Jacob Clark of Grayson County, Tony Wheatley of Mercer County, Randall Daniel of Bullitt County and Andrew Cooperrider of Fayette County submitted a petition with the House of Representatives on Friday, calling for Beshear to be impeached on eight counts. They cited the restrictions Beshear put in place to slow the spread of COVID-19 in March, which the Kentucky Supreme Court has upheld as constitutional.
“The main reason we filed the petition,” Clark said, “is because we don’t really think the legislature is going to do the job properly without a push from the citizens.”
About 50 people signed affidavits supporting the petition.
House Speaker David Osborne, R-Prospect, said the constitution is vague about impeachment, but that the House is obligated to take the petition seriously. He said he hasn’t read it, so he doesn’t know if the claims are serious, but that he has to take the accusations seriously.
“It doesn’t even require a vote or anything,” Osborne said. “It just requires the committee act. And the committee’s action can be to do nothing.”
Crystal Staley, Beshear’s communication director, called the committee “silly and unjustified,” pointing out that the Kentucky Supreme Court ruled in November that Beshear’s COVID-19 restrictions were constitutional.
“This is the type of dangerous, angry rhetoric and disinformation that led to Wednesday’s attack on the U.S. Capitol and our very democracy,” Staley said. “People are watching and listening.

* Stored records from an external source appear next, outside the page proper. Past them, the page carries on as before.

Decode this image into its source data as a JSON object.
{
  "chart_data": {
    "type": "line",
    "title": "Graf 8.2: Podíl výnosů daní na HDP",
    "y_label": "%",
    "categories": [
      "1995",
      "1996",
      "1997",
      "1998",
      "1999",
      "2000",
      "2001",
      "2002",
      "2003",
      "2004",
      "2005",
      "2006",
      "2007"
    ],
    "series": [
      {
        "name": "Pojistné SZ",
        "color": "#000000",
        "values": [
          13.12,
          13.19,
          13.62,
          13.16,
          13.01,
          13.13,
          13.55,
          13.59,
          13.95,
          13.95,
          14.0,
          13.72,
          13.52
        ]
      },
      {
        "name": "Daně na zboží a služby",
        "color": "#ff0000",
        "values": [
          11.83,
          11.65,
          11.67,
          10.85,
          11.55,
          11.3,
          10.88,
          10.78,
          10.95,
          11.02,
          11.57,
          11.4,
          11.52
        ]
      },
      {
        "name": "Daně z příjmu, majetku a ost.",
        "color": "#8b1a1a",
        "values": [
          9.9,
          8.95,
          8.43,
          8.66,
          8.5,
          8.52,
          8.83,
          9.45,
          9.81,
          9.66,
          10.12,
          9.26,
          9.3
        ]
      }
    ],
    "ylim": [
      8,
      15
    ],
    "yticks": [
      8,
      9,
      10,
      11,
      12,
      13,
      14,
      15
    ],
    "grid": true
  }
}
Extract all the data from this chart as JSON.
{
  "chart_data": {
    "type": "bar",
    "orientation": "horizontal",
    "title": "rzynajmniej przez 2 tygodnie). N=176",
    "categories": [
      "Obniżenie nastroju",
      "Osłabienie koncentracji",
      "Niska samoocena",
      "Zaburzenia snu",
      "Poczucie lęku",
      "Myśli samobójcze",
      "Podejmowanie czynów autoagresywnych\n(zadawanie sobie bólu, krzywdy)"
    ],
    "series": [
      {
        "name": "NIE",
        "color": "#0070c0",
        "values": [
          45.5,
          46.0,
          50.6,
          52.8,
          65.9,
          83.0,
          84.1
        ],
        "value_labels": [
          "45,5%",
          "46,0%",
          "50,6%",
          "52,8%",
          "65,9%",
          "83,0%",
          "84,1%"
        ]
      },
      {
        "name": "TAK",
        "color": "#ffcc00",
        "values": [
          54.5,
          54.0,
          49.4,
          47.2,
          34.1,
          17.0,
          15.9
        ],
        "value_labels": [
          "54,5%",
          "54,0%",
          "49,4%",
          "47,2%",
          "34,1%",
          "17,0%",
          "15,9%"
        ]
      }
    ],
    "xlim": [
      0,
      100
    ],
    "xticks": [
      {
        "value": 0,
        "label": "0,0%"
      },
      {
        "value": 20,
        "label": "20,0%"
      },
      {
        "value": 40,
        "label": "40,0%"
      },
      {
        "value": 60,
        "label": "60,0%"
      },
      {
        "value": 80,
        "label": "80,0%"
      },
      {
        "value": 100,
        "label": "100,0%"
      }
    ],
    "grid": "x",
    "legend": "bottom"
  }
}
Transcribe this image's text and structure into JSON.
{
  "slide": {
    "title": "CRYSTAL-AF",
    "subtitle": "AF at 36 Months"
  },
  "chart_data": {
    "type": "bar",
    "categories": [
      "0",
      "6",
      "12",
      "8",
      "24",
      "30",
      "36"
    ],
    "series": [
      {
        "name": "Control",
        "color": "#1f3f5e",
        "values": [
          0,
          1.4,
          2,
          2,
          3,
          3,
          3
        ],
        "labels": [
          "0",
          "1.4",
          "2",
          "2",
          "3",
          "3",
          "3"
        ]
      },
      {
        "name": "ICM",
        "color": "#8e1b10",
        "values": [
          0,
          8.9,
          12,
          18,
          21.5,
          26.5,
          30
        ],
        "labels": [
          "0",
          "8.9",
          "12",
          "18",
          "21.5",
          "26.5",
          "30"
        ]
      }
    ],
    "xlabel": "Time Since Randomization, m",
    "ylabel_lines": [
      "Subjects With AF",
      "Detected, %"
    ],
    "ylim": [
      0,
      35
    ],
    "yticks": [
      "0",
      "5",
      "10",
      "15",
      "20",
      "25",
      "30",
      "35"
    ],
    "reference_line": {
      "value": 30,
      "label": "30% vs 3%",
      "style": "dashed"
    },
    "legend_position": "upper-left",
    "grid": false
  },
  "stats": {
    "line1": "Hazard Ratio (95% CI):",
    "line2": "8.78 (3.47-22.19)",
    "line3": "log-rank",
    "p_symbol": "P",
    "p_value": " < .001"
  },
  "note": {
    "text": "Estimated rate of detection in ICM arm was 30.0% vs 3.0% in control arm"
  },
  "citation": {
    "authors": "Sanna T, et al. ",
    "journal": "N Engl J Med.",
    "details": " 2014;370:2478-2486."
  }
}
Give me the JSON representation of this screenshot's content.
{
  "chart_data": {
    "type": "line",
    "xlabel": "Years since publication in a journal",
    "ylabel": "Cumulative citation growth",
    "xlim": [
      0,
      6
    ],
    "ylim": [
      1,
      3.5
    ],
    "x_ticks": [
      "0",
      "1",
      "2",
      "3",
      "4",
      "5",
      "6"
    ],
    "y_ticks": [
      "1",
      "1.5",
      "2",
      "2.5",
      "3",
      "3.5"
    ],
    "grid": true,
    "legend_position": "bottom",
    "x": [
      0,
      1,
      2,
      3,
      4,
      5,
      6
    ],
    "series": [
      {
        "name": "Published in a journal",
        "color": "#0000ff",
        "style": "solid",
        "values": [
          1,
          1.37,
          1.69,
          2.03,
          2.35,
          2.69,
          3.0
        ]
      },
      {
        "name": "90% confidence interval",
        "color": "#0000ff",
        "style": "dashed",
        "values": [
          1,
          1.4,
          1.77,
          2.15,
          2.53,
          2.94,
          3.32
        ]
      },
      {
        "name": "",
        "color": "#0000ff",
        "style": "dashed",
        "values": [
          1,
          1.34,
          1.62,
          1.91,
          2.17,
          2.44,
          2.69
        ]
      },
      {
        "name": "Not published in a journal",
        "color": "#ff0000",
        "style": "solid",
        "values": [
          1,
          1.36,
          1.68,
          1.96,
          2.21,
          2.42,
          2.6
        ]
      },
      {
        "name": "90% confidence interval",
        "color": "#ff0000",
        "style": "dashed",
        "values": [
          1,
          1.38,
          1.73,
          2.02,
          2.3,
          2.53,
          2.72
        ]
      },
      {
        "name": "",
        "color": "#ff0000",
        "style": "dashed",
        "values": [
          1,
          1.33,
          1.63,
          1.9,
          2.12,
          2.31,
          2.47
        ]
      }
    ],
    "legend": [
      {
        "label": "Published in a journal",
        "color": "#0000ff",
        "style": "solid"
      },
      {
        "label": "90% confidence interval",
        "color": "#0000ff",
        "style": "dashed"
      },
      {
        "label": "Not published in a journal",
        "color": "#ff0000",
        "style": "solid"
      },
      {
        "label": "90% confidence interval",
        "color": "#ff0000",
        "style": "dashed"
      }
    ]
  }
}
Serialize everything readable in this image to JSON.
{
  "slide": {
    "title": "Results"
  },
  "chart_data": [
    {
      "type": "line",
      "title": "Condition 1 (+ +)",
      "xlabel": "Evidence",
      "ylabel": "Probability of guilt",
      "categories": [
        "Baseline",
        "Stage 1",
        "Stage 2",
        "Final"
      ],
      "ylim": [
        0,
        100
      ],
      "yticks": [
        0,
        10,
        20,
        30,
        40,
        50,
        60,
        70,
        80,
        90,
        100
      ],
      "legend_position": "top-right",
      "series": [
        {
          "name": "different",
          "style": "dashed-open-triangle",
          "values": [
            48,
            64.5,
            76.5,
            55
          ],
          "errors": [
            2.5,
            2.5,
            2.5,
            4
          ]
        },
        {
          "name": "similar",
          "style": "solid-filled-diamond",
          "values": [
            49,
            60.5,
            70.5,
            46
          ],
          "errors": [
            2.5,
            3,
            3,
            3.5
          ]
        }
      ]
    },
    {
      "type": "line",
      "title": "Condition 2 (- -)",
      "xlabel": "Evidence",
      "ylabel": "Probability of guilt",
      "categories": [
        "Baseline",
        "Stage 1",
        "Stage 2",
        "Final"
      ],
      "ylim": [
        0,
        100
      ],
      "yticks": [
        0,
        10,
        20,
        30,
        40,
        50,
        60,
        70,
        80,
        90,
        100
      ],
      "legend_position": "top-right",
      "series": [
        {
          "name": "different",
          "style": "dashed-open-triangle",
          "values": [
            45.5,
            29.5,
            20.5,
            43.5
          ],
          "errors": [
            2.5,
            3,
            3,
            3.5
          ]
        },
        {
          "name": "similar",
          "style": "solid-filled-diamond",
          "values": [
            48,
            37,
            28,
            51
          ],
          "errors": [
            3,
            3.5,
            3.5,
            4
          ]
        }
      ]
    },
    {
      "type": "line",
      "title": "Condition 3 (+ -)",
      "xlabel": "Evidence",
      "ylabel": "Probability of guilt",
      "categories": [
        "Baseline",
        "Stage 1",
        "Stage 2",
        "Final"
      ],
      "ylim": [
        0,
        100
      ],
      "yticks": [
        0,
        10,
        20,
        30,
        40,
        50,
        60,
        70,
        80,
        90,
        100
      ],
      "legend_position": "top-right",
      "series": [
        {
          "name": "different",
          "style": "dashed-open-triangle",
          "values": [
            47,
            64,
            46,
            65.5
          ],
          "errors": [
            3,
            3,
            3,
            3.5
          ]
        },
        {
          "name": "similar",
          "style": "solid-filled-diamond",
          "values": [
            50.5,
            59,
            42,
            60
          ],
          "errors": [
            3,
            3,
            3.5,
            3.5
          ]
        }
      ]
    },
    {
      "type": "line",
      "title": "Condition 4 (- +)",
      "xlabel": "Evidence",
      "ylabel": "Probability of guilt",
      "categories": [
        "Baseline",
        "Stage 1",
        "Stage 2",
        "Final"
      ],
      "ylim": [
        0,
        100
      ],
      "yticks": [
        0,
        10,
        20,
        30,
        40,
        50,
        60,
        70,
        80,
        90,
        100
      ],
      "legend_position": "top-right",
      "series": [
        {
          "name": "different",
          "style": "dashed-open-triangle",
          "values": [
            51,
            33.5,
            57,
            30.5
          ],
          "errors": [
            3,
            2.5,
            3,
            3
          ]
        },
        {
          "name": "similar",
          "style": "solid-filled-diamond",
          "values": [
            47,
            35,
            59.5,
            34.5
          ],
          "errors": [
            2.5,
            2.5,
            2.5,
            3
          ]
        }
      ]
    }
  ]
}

Everyone has a duty to be responsible.”
Cooperrider, one of the four men who filed the petition, is the owner of a Lexington coffee shop that defied Beshear’s COVID-19 restrictions in late November and early December. The Lexington-Fayette County Health Department sued to shut the business down, but the case was dismissed after Beshear’s order expired.
Clark, a 38-year-old machinist who unsuccessfully ran for the House of Representatives as a Libertarian this year, said he doesn’t think much will come of the committee because he doesn’t have faith that lawmakers will take action.
“I hope they do their due diligence,” he said.
Last year, the America Family Association of Kentucky, run by conservative activist Frank Simon, circulated a petition calling for Beshear’s impeachment.
There also has been talk this week among some Republican House members about filing articles of impeachment against Beshear, but no sitting lawmaker has formally called for Beshear’s impeachment.
Osborne said impeachment of a state executive has only been proposed four times in Kentucky history and that only one has actually resulted in a conviction.
Clark said he was at an “Impeach Beshear” rally at the Capitol on Tuesday and that he and others collected affidavits at the event.
Also at that event: a yard sign saying “make hanging traitors great again.”